14 de marzo 2009 - 01:00

Alo largo del día de ayer se iban acumulando los mensajes de los lectores de nuestra edición digital, de la que él fue editor además de asesor del Grupo Joly, en homenaje de cariño y respeto a nuestro Julio Alonso, fallecido tras ganarle durante muchos años la batalla al mal que pudo doblegarle, pero nunca -ni aún ahora- vencerle. Decían algunos: "Julio era un magnífico profesional y mejor persona. Nos deja un vacío imposible de llenar en este tiempo de crisis de la profesión, de mercantilización de los medios, de pérdida de referentes". "Me enseñaste a ser periodista y a seguir siendo honrado". "Fue un gran amigo, un gran profesor, una gran persona, discreto, elegante y paciente". "Te conocíamos como 'Profesor', porque lo eras en todo momento, incluso después de cerrar la edición los sábados al mediodía y esperábamos la comunicación del arranque de la imprenta con unas cervezas y unas gambas". "Cierto, un maestro. Para mí, el primero en el tiempo… Tuve el doble placer de ver cómo trabajaba y a la vez escuchar sus consejos". "Fue un honor conocerte, Julio. Gracias". "Seguro que por ahí sigue persiguiendo erratas. Hasta siempre". "Julio era un hombre que transmitía pasión por el Periodismo. De lo más amable y paciente que me he encontrado en esta profesión. Que descanse en paz". Ni en uno solo de estos mensajes se mencionan otros méritos y otras cualidades -reuniendo tantas- que las profesionales, como periodista y maestro de periodistas, y las personales, como buenísima persona y hombre dotado de ese sereno valor que es el atributo de los valientes que no lo son por inconsciencia o fanfarronería, sino por entereza de carácter.

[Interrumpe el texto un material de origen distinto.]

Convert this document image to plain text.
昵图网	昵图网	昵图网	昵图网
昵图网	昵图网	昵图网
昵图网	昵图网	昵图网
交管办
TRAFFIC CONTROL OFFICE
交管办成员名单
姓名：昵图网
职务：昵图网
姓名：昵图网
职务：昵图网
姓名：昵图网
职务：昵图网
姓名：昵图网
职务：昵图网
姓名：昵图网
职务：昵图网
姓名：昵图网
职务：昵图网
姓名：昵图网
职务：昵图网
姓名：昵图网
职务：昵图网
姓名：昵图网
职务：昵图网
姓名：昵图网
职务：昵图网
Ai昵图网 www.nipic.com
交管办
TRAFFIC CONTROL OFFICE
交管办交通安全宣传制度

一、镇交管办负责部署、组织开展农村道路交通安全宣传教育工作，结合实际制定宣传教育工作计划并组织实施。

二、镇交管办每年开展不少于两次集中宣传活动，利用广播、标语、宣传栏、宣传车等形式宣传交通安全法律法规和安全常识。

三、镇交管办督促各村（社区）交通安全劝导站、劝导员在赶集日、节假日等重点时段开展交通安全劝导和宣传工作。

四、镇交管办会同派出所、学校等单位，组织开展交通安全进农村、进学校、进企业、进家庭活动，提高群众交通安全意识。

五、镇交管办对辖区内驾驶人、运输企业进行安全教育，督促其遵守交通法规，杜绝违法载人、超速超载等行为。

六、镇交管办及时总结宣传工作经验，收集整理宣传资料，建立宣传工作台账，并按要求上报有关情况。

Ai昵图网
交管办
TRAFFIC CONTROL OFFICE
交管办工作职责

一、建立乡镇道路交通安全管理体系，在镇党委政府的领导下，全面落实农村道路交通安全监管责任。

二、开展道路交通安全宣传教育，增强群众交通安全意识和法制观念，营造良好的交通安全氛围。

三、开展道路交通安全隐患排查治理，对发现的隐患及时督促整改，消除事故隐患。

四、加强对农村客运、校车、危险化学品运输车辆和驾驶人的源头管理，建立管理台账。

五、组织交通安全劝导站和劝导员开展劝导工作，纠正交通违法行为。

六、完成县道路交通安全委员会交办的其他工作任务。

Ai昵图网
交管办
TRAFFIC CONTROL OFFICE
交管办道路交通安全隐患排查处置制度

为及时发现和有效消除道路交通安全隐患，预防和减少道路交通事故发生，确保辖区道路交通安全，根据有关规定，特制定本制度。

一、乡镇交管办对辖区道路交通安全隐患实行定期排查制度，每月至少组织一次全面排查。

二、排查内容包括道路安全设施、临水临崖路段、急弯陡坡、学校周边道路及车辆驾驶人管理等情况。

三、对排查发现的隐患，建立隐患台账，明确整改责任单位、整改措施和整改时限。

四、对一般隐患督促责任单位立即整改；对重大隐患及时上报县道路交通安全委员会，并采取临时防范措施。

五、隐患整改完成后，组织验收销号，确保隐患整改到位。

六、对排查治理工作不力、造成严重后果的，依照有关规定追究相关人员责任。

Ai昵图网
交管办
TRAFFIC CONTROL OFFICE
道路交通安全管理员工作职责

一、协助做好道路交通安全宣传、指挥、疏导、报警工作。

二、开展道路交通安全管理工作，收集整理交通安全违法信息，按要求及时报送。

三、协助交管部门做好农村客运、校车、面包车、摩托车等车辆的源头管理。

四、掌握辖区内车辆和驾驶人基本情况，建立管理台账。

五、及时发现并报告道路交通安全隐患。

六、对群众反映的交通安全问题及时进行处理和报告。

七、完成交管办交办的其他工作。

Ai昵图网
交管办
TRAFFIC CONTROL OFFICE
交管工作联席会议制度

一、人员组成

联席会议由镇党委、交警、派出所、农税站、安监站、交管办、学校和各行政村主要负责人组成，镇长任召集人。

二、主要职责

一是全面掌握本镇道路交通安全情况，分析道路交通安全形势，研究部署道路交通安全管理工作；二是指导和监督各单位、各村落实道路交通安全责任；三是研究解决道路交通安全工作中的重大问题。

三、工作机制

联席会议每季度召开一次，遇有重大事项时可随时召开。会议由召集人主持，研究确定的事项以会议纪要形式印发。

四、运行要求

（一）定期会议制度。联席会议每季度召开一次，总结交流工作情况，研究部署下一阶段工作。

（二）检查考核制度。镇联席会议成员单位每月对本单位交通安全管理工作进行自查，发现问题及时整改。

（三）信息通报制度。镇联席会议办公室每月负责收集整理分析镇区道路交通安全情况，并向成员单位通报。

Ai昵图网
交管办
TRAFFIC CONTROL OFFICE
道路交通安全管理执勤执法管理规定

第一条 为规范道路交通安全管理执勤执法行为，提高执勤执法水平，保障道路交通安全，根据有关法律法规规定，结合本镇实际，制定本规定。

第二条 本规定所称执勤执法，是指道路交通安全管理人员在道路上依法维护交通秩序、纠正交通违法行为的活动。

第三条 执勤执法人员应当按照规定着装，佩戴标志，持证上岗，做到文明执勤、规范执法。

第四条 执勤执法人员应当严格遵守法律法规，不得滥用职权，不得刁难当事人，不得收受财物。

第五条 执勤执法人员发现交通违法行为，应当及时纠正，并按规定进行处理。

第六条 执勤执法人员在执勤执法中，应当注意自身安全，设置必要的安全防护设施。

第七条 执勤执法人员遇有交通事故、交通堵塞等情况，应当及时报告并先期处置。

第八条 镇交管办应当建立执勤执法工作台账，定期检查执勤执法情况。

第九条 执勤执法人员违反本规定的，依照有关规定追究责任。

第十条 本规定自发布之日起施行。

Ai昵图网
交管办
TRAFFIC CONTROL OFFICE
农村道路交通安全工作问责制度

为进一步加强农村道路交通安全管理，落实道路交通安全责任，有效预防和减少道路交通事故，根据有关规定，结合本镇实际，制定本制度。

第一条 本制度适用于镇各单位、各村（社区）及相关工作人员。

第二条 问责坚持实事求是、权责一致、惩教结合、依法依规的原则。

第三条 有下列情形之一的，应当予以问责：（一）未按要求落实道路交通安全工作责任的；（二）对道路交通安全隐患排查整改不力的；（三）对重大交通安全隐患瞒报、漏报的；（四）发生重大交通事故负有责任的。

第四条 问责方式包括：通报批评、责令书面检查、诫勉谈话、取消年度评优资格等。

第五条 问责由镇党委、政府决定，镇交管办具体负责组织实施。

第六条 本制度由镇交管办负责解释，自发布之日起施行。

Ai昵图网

Ignacio Martínez trazó ayer en estas páginas un hermoso, certero, sincero y conmovido retrato de Julio Alonso que completa los cariñosos mensajes de nuestros lectores. Yo sólo quiero agradecer al Grupo Joly haberme dado la oportunidad de tratarle en los Consejos Editoriales, que eran más ricos cuando él estaba, y resaltar su entereza. He escrito antes que Julio ha fallecido tras ganarle durante muchos años la batalla al mal que pudo doblegarle, pero nunca -ni aún ahora- vencerle. Lo hago porque le veía acudir a nuestras reuniones herido, pero nunca vencido. Lo hago porque muchas veces se escribe la tontería, tan irresponsablemente desalentadora para quienes libran la misma batalla que él, de que al final venció la enfermedad. No es así. Julio ha fallecido como todos habremos de hacerlo de una u otra cosa y en uno u otro momento. Pero la enfermedad, se lo puedo asegurar, nunca le venció. Que la tierra te sea leve, compañero.